L'actualité, en ce début d'année, continue de nous remettre en question par rapport à l'avenir du Québec. Ce débat public semble fondamental. Que désirons-nous collectivement? Quel héritage souhaitons-nous léguer à nos enfants et à nos petits-enfants? Si la société québécoise est en marche, quelle direction cherche-t-elle? Quel chemin empruntera-t-elle? Les plus conservateurs répondront qu'à l'heure actuelle, un immobilisme sans vue nous caractérise. D'autres, plus réalistes, mentionneront, avec raison, les initiatives créatrices de certains des nôtres qui se démarquent courageusement tant sur la scène nationale qu'internationale.
Mais que dire de la société québécoise en elle-même? Un certain constat s'en dégage: elle semble prête à un renouveau économique, social et écologique, mais demeure toujours en attente: attente des réponses venant de l'État de moins en moins providence, attente de propositions et de projets économiques d'envergure du secteur privé, ou encore attente par rapport aux revendications de certains groupes sociaux. Malheureusement, ces positions nous placent fondamentalement en attente de nous-mêmes en nous convainquant mollement que les solutions viendront d'ailleurs.
S'éparpiller
Ainsi, quand on pense aux défis pratiques et concrets qui nous guettent, l'absence d'une vision de société plus intégrale nous empêche de comprendre les problèmes toujours plus complexes et globaux que nous devons affronter. Nos connaissances et nos actions continuent de s'éparpiller dans de nombreuses disciplines particulières qui s'ignorent encore les unes les autres. Pour l'instant, nos projets demeurent encore trop individualisés et les besoins, analysés à court terme. Nous voyons mal les solutions à apporter, c'est-à-dire les solutions pérennes et démocratiques qui viennent des acteurs du milieu eux-mêmes.

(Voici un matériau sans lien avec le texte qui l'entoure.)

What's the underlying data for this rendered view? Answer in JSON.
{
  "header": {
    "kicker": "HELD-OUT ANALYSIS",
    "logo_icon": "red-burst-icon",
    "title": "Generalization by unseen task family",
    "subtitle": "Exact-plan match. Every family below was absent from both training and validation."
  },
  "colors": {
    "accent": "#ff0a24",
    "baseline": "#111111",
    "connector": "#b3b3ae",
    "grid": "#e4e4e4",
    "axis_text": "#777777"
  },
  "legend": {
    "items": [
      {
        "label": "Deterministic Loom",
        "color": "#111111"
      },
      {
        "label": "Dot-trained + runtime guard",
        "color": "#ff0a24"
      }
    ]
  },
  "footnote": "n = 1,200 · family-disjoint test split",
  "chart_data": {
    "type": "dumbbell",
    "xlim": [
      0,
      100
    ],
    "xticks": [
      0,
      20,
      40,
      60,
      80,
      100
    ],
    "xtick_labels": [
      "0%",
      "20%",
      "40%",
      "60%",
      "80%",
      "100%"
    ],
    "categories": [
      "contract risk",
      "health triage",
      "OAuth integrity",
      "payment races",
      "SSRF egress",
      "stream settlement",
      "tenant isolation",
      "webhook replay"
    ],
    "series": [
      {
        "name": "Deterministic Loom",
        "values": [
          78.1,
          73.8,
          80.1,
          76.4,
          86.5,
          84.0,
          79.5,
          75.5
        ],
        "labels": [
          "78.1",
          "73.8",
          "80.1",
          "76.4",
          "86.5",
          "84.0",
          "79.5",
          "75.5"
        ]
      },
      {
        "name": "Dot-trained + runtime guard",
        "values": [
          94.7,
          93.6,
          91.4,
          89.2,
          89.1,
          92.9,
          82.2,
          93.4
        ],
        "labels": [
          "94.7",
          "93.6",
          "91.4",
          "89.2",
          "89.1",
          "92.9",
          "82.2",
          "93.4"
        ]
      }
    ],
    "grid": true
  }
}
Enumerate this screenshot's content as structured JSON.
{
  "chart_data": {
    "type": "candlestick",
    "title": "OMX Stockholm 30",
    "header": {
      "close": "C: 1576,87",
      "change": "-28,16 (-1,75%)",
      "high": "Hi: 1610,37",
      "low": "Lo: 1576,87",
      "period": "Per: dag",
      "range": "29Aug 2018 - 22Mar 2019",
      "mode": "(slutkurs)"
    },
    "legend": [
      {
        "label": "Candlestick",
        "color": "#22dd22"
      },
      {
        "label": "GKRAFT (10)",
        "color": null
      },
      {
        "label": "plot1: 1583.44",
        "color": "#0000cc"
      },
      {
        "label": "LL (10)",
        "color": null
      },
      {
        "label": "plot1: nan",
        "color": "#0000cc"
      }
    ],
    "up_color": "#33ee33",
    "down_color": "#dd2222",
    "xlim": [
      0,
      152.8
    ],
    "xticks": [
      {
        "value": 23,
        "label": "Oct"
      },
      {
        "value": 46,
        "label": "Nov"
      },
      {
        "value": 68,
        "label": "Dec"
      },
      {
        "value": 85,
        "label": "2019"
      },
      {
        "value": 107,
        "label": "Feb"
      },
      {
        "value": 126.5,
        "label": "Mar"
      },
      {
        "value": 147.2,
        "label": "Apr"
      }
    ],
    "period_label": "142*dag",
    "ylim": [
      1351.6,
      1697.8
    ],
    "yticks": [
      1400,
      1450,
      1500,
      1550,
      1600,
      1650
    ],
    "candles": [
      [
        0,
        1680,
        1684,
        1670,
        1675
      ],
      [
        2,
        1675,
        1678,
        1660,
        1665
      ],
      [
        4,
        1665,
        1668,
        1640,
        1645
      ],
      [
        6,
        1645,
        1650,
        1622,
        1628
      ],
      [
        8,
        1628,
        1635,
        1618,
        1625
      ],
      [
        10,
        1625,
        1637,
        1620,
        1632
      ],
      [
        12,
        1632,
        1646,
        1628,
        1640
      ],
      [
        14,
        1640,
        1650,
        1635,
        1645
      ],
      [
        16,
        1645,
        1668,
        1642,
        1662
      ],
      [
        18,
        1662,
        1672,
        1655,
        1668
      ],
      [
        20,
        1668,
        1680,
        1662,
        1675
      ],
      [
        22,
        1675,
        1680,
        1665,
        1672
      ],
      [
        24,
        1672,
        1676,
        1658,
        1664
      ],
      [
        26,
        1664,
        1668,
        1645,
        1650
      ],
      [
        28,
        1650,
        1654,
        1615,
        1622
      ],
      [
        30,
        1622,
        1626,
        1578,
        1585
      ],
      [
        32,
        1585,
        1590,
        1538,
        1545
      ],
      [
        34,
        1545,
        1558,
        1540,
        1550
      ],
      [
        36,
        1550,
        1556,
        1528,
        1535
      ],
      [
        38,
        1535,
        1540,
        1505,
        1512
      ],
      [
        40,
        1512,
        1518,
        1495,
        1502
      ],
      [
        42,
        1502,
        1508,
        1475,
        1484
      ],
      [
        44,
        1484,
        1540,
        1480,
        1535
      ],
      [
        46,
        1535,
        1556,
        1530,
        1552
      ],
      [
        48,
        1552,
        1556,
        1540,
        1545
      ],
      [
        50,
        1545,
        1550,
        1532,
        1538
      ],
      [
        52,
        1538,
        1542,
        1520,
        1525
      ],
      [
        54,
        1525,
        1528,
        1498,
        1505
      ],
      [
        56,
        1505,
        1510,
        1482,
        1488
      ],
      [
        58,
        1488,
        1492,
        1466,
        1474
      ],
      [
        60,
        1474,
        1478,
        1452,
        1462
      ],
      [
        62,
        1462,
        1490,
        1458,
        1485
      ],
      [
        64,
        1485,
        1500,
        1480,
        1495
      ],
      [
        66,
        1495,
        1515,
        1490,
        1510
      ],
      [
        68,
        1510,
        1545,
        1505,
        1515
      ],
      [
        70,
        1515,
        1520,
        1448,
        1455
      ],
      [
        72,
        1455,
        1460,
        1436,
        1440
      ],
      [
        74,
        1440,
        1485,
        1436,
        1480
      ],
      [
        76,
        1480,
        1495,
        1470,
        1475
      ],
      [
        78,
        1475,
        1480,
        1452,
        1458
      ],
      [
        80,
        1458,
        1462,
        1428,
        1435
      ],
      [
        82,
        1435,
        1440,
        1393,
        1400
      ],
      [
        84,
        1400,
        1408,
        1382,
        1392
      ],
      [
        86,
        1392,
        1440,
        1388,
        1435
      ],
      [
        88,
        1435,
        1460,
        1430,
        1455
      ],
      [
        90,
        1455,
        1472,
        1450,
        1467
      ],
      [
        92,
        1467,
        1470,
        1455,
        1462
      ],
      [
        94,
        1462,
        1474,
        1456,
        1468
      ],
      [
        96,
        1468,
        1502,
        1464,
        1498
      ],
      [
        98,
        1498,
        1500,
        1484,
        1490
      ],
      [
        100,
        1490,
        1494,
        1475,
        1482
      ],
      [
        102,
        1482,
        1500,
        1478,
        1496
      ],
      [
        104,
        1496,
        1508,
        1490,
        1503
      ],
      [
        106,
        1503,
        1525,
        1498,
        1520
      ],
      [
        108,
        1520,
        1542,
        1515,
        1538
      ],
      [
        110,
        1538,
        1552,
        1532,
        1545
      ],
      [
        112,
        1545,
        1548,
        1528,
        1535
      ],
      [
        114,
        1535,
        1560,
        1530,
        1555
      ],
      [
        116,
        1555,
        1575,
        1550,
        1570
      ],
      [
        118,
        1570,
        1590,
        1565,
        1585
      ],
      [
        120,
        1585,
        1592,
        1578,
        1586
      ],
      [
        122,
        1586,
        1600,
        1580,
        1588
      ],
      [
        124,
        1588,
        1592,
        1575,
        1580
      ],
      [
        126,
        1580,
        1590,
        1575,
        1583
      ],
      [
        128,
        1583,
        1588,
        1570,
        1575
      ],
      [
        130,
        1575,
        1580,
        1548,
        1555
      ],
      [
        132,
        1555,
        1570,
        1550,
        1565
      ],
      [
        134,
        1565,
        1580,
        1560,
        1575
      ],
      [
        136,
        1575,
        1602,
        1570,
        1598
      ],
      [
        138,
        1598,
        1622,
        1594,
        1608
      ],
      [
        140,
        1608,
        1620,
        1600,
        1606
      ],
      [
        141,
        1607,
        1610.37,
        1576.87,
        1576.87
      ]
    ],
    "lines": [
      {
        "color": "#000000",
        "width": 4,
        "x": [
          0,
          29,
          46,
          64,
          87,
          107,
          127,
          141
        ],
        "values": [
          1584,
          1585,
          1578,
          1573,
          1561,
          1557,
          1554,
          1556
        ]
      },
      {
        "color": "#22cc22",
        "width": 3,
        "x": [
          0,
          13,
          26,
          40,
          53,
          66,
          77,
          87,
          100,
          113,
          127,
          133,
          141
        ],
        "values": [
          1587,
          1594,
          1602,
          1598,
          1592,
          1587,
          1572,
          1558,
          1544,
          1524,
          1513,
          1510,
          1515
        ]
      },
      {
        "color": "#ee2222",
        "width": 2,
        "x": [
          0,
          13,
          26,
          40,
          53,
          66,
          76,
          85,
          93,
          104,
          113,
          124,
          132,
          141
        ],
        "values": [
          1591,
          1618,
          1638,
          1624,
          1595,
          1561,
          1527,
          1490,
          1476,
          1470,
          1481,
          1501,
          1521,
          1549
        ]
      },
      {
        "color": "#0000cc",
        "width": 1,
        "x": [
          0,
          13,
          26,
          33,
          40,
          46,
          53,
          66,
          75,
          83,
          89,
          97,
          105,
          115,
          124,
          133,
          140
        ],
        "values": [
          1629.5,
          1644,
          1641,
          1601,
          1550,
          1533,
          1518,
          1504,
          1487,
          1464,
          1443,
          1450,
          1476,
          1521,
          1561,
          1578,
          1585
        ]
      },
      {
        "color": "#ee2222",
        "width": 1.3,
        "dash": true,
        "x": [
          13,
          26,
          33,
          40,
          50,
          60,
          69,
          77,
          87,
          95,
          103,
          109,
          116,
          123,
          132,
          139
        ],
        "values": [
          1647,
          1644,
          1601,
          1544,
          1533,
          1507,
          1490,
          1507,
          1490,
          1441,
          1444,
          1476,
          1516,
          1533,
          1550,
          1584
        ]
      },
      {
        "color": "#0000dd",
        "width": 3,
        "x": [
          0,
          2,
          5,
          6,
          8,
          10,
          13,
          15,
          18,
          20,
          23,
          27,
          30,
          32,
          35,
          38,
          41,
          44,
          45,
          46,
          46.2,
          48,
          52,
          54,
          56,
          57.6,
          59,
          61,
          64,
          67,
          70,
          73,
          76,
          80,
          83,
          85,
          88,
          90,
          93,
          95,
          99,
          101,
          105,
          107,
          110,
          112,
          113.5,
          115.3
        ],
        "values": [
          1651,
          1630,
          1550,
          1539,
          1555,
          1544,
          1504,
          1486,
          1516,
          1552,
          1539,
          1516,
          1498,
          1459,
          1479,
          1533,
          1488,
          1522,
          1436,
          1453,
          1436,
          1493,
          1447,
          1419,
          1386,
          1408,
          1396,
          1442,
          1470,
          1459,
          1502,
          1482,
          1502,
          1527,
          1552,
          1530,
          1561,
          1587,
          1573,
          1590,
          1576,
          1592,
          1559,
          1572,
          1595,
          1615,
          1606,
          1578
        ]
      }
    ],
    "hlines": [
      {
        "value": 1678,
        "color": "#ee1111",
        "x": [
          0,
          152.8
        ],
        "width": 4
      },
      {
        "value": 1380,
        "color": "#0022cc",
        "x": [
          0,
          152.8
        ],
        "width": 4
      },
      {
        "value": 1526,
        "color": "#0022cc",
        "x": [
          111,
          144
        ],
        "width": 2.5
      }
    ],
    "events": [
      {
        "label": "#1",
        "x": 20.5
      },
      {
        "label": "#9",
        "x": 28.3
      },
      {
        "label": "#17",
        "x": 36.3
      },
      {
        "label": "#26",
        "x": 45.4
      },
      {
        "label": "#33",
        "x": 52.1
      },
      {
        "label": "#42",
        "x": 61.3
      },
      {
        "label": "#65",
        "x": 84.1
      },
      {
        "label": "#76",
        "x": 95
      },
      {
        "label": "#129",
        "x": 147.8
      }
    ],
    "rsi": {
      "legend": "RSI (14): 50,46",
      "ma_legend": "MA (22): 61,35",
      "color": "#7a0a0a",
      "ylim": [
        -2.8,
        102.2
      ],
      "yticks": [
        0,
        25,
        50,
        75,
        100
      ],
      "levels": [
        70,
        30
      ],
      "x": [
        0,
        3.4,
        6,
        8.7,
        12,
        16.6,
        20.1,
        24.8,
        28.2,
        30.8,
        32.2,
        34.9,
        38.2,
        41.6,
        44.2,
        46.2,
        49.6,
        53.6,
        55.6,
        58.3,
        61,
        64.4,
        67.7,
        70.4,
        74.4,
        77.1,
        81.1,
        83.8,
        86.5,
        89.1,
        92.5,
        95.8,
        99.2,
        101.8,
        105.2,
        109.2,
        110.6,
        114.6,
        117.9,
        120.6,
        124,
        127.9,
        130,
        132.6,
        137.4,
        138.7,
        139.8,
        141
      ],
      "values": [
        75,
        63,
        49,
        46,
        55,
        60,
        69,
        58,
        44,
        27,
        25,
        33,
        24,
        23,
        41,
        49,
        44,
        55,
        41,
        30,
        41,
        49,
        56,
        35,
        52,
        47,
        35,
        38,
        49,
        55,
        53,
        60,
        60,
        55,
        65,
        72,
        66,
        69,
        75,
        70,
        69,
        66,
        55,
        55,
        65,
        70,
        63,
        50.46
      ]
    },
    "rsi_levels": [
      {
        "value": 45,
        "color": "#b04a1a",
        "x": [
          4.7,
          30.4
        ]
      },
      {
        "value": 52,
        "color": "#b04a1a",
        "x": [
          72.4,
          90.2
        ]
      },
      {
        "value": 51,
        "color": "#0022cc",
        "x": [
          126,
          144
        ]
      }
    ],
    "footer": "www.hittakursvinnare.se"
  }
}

Cette impasse doit nous inciter à continuer de réfléchir à un projet de société innovateur et rassembleur. Le contexte nous invite à prendre conscience des enjeux qui nous déterminent et qui nous maintiennent dans une forme d'attente artificielle et rassurante, en exerçant un regard critique et global sur ces mêmes enjeux et les orientations dominantes qui s'en dégagent.
Nous subissons les influences de paradigmes divers, souvent dogmatiques et réducteurs, sans reconnaître que nous pouvons collectivement en ériger d'autres plus conformes à nos aspirations profondes. Encore sous l'influence marquée du modèle dominant néolibéral, qui nous propose (ou nous impose!) une conception particulière de l'être humain ainsi que des valeurs correspondantes, il est peut-être temps de prendre conscience du fait qu'une autre façon de penser et de faire collectivement est légitime et nécessaire dans notre cadre culturel historique. Renouveler nos modèles organisationnels et nos paradigmes, c'est se donner la possibilité justifiée d'agir autrement.
Cinq valeurs
Proposons un cadre de référence qui permettrait l'élaboration d'un paradigme différent du paradigme dominant actuel à partir des cinq valeurs fondamentales connues: liberté et égalité, démocratie, équité et solidarité. Les concepts de liberté-égalité et démocratie nous amènent au coeur de la pensée des Modernes, pour qui l'idéal de la démocratie ne peut se comprendre qu'à partir d'une saisie renouvelée des notions de liberté et d'égalité (Jean-Jacques Rousseau, Du contrat social). L'idéal démocratique s'inscrit dans un mouvement réflexif constant et équilibré entre les valeurs de liberté et d'égalité, confronté aux enjeux pratiques et politiques contemporains.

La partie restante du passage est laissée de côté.